Anita Place Tent City opened in the spring of 2017.
After the storm, 44 residents were bused up to the Greg Moore Youth Centre and stayed there Friday and Saturday nights. A local church also opened its doors on Sunday for some tent city residents.
About 20 people remained in the camp after the storm, fire chief Howard Exner said earlier.
Read expected most residents who were in the tent city before the storm will return. She hasn’t heard of B.C. Housing providing any alternative emergency housing location.
Safety issues at the camp are taxing Maple Ridge’s fire and rescue service, Read added.
The mayor, though, wouldn’t say if the city was planning to seek an injunction to clear the camp because of safety issues.
There needs to be more housing in addition to the 55 modular homes that open next month on Royal Crescent, she added.
The province knows that more than 55 people are homeless in Maple Ridge.
“People living rough, outdoors, for another winter, is just not acceptable.”
She defended city council’s rejection in May of an 85-unit supportive housing shelter on Burnett Street because the city wanted more health resources for that facility.
“From a city council perspective, we have an entire city to consider.”
The pressure for cities to be the approving parties for such shelters puts them in a difficult situation, Read said. It’s the city’s responsibility to weigh the balance for the entire city.
And B.C. Housing still has a responsibility to provide emergency housing for people in tent city, she added.
“This is not the jurisdiction of the local government. This is a massive systemic failure in so many levels that fall under provincial domain,” Read said.
B.C. Housing, however, has said it’s now up to the city to find a new location for a supportive housing complex.
Ivan Drury, with the Alliance Against Displacement, said Monday that most people have returned to tent city and added that the provincial government has promised to replace sleeping bags and blankets that have been ruined by the water.
But most of that hasn’t shown up yet.
And what has been replaced is of cheaper quality goods that are not going to last, he added.
The flooding has created a disaster at the camp, Drury said.

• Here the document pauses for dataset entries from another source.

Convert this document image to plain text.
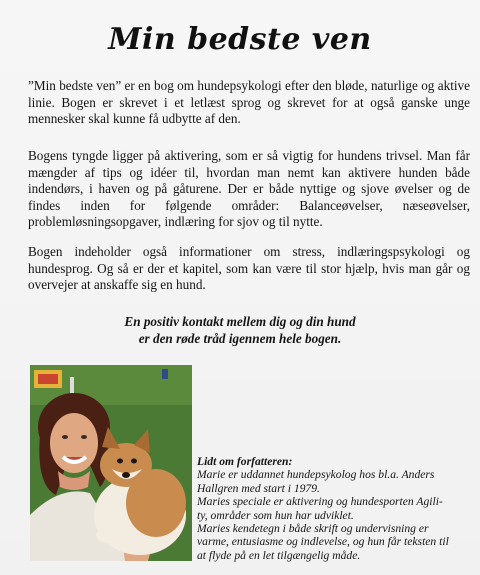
Min bedste ven
”Min bedste ven” er en bog om hundepsykologi efter den bløde, naturlige og aktive linie. Bogen er skrevet i et letlæst sprog og skrevet for at også ganske unge mennesker skal kunne få udbytte af den.
Bogens tyngde ligger på aktivering, som er så vigtig for hundens trivsel. Man får mængder af tips og idéer til, hvordan man nemt kan aktivere hunden både indendørs, i haven og på gåturene. Der er både nyttige og sjove øvelser og de findes inden for følgende områder: Balanceøvelser, næseøvelser, problemløsningsopgaver, indlæring for sjov og til nytte.
Bogen indeholder også informationer om stress, indlæringspsykologi og hundesprog. Og så er der et kapitel, som kan være til stor hjælp, hvis man går og overvejer at anskaffe sig en hund.
En positiv kontakt mellem dig og din hund
er den røde tråd igennem hele bogen.
Lidt om forfatteren:
Marie er uddannet hundepsykolog hos bl.a. Anders
Hallgren med start i 1979.
Maries speciale er aktivering og hundesporten Agili-
ty, områder som hun har udviklet.
Maries kendetegn i både skrift og undervisning er
varme, entusiasme og indlevelse, og hun får teksten til
at flyde på en let tilgængelig måde.
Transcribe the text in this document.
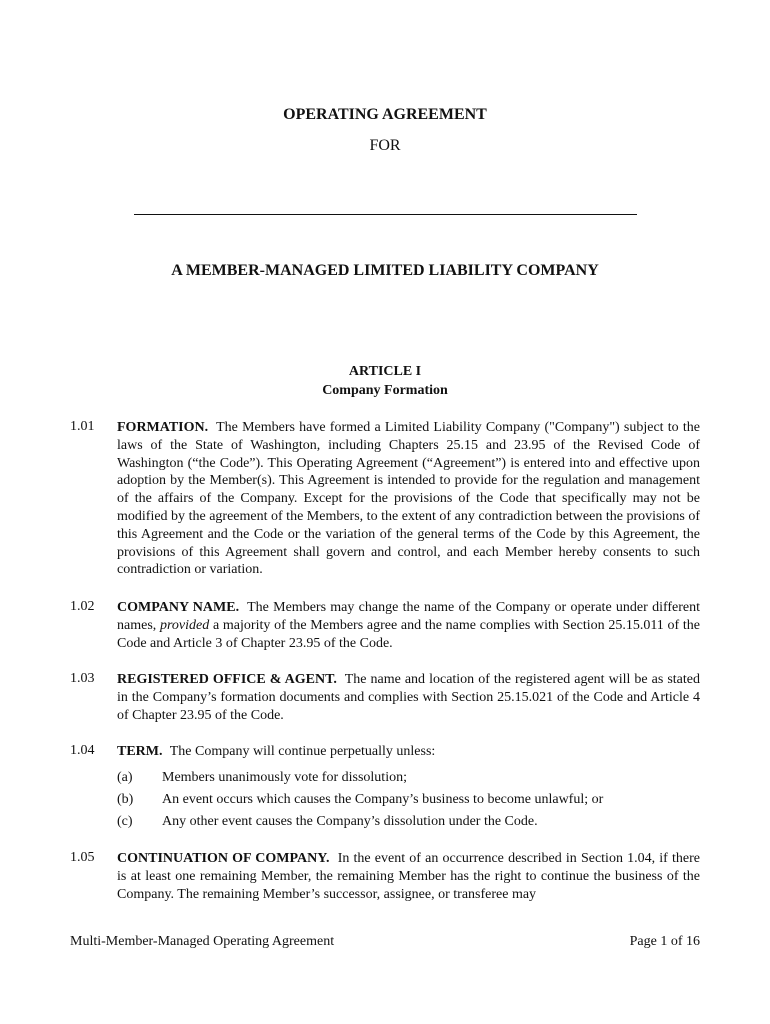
OPERATING AGREEMENT
FOR
A MEMBER-MANAGED LIMITED LIABILITY COMPANY
ARTICLE I
Company Formation
1.01 FORMATION. The Members have formed a Limited Liability Company ("Company") subject to the laws of the State of Washington, including Chapters 25.15 and 23.95 of the Revised Code of Washington (“the Code”). This Operating Agreement (“Agreement”) is entered into and effective upon adoption by the Member(s). This Agreement is intended to provide for the regulation and management of the affairs of the Company. Except for the provisions of the Code that specifically may not be modified by the agreement of the Members, to the extent of any contradiction between the provisions of this Agreement and the Code or the variation of the general terms of the Code by this Agreement, the provisions of this Agreement shall govern and control, and each Member hereby consents to such contradiction or variation.
1.02 COMPANY NAME. The Members may change the name of the Company or operate under different names, provided a majority of the Members agree and the name complies with Section 25.15.011 of the Code and Article 3 of Chapter 23.95 of the Code.
1.03 REGISTERED OFFICE & AGENT. The name and location of the registered agent will be as stated in the Company’s formation documents and complies with Section 25.15.021 of the Code and Article 4 of Chapter 23.95 of the Code.
1.04 TERM. The Company will continue perpetually unless:
(a) Members unanimously vote for dissolution;
(b) An event occurs which causes the Company’s business to become unlawful; or
(c) Any other event causes the Company’s dissolution under the Code.
1.05 CONTINUATION OF COMPANY. In the event of an occurrence described in Section 1.04, if there is at least one remaining Member, the remaining Member has the right to continue the business of the Company. The remaining Member’s successor, assignee, or transferee may
Multi-Member-Managed Operating Agreement	Page 1 of 16
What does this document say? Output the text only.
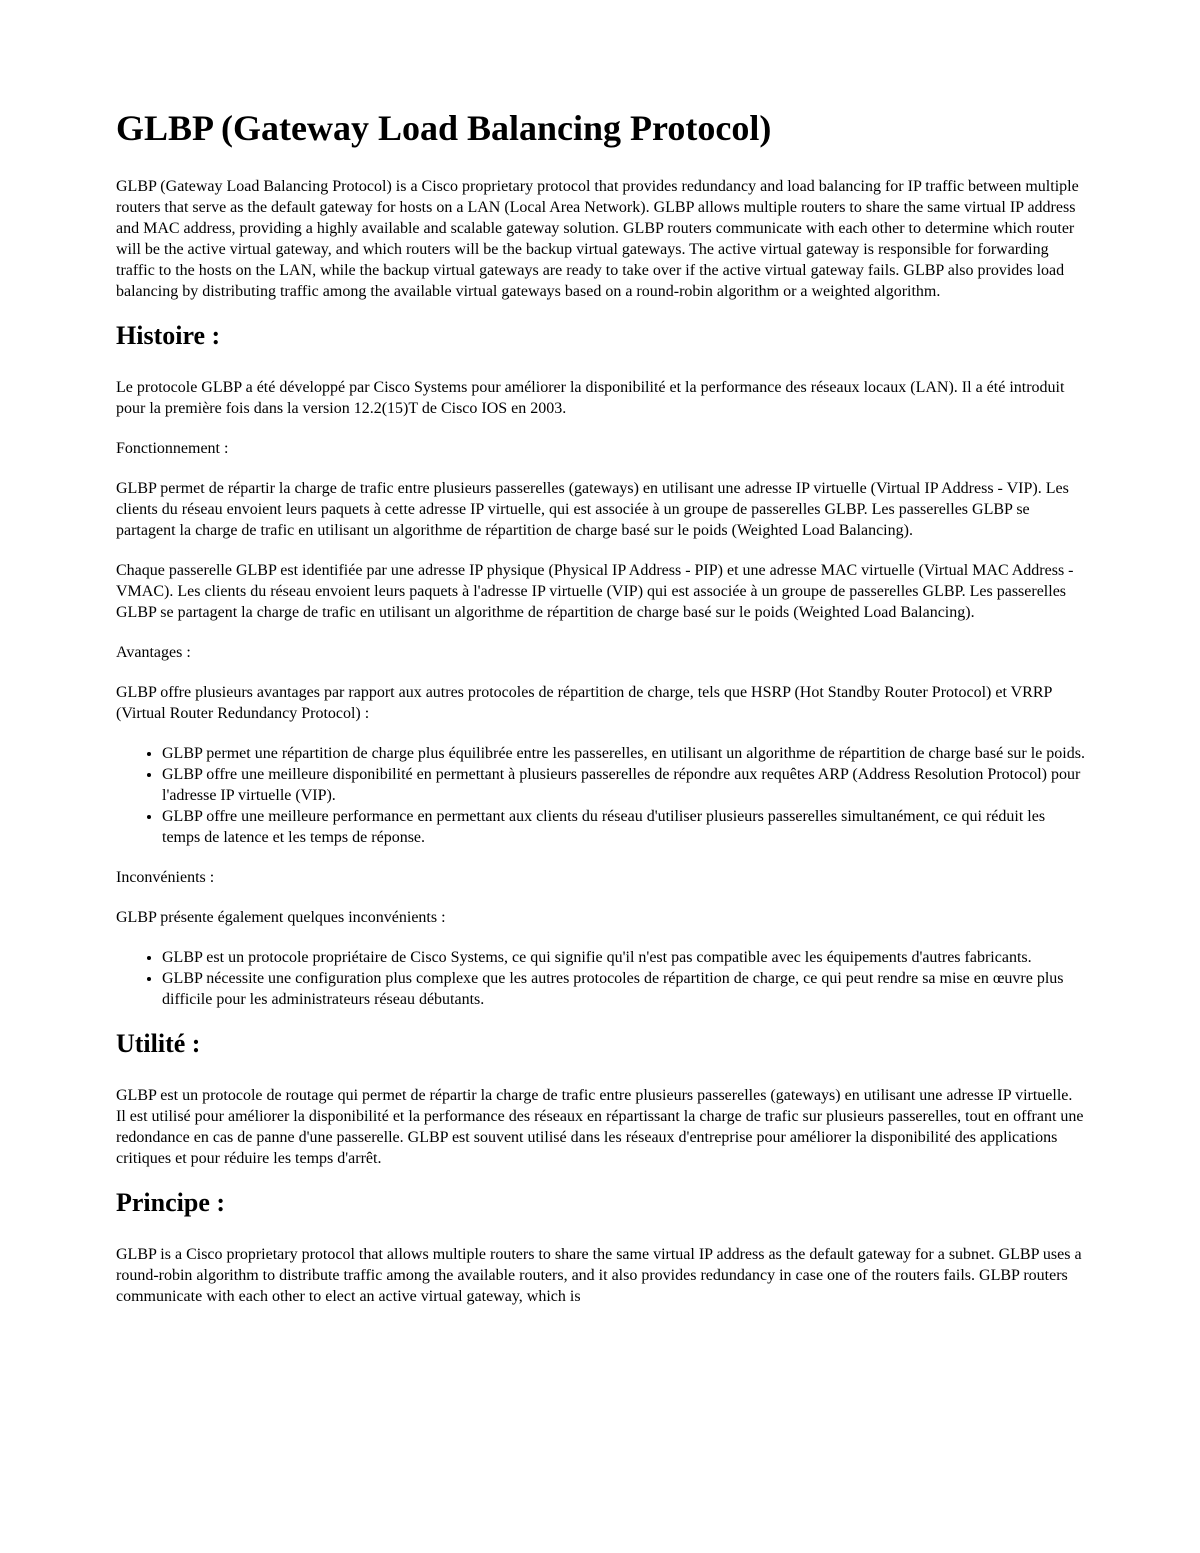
GLBP (Gateway Load Balancing Protocol)

GLBP (Gateway Load Balancing Protocol) is a Cisco proprietary protocol that provides redundancy and load balancing for IP traffic between multiple routers that serve as the default gateway for hosts on a LAN (Local Area Network). GLBP allows multiple routers to share the same virtual IP address and MAC address, providing a highly available and scalable gateway solution. GLBP routers communicate with each other to determine which router will be the active virtual gateway, and which routers will be the backup virtual gateways. The active virtual gateway is responsible for forwarding traffic to the hosts on the LAN, while the backup virtual gateways are ready to take over if the active virtual gateway fails. GLBP also provides load balancing by distributing traffic among the available virtual gateways based on a round-robin algorithm or a weighted algorithm.

Histoire :

Le protocole GLBP a été développé par Cisco Systems pour améliorer la disponibilité et la performance des réseaux locaux (LAN). Il a été introduit pour la première fois dans la version 12.2(15)T de Cisco IOS en 2003.

Fonctionnement :

GLBP permet de répartir la charge de trafic entre plusieurs passerelles (gateways) en utilisant une adresse IP virtuelle (Virtual IP Address - VIP). Les clients du réseau envoient leurs paquets à cette adresse IP virtuelle, qui est associée à un groupe de passerelles GLBP. Les passerelles GLBP se partagent la charge de trafic en utilisant un algorithme de répartition de charge basé sur le poids (Weighted Load Balancing).

Chaque passerelle GLBP est identifiée par une adresse IP physique (Physical IP Address - PIP) et une adresse MAC virtuelle (Virtual MAC Address - VMAC). Les clients du réseau envoient leurs paquets à l'adresse IP virtuelle (VIP) qui est associée à un groupe de passerelles GLBP. Les passerelles GLBP se partagent la charge de trafic en utilisant un algorithme de répartition de charge basé sur le poids (Weighted Load Balancing).

Avantages :

GLBP offre plusieurs avantages par rapport aux autres protocoles de répartition de charge, tels que HSRP (Hot Standby Router Protocol) et VRRP (Virtual Router Redundancy Protocol) :

• GLBP permet une répartition de charge plus équilibrée entre les passerelles, en utilisant un algorithme de répartition de charge basé sur le poids.
• GLBP offre une meilleure disponibilité en permettant à plusieurs passerelles de répondre aux requêtes ARP (Address Resolution Protocol) pour l'adresse IP virtuelle (VIP).
• GLBP offre une meilleure performance en permettant aux clients du réseau d'utiliser plusieurs passerelles simultanément, ce qui réduit les temps de latence et les temps de réponse.

Inconvénients :

GLBP présente également quelques inconvénients :

• GLBP est un protocole propriétaire de Cisco Systems, ce qui signifie qu'il n'est pas compatible avec les équipements d'autres fabricants.
• GLBP nécessite une configuration plus complexe que les autres protocoles de répartition de charge, ce qui peut rendre sa mise en œuvre plus difficile pour les administrateurs réseau débutants.
Utilité :

GLBP est un protocole de routage qui permet de répartir la charge de trafic entre plusieurs passerelles (gateways) en utilisant une adresse IP virtuelle. Il est utilisé pour améliorer la disponibilité et la performance des réseaux en répartissant la charge de trafic sur plusieurs passerelles, tout en offrant une redondance en cas de panne d'une passerelle. GLBP est souvent utilisé dans les réseaux d'entreprise pour améliorer la disponibilité des applications critiques et pour réduire les temps d'arrêt.

Principe :

GLBP is a Cisco proprietary protocol that allows multiple routers to share the same virtual IP address as the default gateway for a subnet. GLBP uses a round-robin algorithm to distribute traffic among the available routers, and it also provides redundancy in case one of the routers fails. GLBP routers communicate with each other to elect an active virtual gateway, which is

The camp’s residents say their tents were levelled and poles and canopies snapped by hail, while more than a metre of water crashed through camp, soaking and washing away their belongings.
In a news release Monday, Drury asked if the B.C. government responds differently to victims of a natural disaster if they are already homeless.
“And why does it take a flood for the B.C. government only recognize homelessness as a disaster?”